Cut the vanilla stick lengthwise from the middle, scrape out the vanilla seeds inside with a knife, put it in the milk together with the vanilla stick and boil, then take out the vanilla stick
3.
Pour the hot milk from the milk pan into the egg yolk slowly with a thin stream of water with one hand, and continue to beat the egg yolk quickly with a whisk with the other hand to prevent the egg yolk from being boiled and solidified by the hot milk. It is more convenient if two people can operate together
4.
After the egg yolk and milk are completely mixed, continue to pour it back into the milk pan, turn on a small fire and heat it slowly, while heating, stirring continuously throughout the process
5.
The custard that is heated continuously will become thicker and thicker.
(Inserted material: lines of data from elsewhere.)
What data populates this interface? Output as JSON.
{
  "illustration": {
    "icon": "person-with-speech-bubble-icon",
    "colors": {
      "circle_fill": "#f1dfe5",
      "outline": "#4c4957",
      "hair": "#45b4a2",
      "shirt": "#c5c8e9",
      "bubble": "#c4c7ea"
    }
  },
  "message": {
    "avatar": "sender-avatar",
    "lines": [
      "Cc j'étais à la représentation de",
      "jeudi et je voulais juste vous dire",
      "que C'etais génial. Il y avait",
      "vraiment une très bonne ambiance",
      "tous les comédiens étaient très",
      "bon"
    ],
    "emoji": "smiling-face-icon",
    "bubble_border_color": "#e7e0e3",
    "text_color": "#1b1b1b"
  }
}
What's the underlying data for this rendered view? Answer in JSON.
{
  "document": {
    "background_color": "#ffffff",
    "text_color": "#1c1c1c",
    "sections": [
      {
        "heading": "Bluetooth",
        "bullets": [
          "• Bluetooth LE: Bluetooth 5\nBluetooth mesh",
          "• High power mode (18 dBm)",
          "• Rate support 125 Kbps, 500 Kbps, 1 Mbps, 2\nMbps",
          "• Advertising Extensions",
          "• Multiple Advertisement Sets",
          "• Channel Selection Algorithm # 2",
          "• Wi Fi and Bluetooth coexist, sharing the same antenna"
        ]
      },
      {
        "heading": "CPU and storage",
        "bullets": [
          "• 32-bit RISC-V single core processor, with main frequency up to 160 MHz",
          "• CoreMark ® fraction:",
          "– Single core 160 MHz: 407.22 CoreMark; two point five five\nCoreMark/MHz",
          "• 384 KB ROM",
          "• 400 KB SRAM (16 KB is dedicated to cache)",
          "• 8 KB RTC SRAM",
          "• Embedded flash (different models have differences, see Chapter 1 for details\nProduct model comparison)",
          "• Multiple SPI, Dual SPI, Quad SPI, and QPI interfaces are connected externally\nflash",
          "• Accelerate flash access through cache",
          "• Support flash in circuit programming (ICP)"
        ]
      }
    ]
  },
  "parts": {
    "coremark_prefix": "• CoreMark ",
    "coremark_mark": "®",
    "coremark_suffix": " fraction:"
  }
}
If you lift it with the back of a spoon, you can hang a layer of thick paste. Use your fingers to pass through the middle, and the finger marks can not disappear immediately, and the concentration is like rice paste.
6.
Add whipped cream and sugar to beat 7 to distribute, mix the custard made above, then add rum and mix well
7.
Put it in an airtight box. If you want to make the ice cream softer and more palatable, take it out every 2 hours during the freezing process, and stir it with a spoon for about 3 times. The temperature in the freezer compartment of the refrigerator should be adjusted to the lowest temperature. The lower the temperature, the better the taste of ice cream.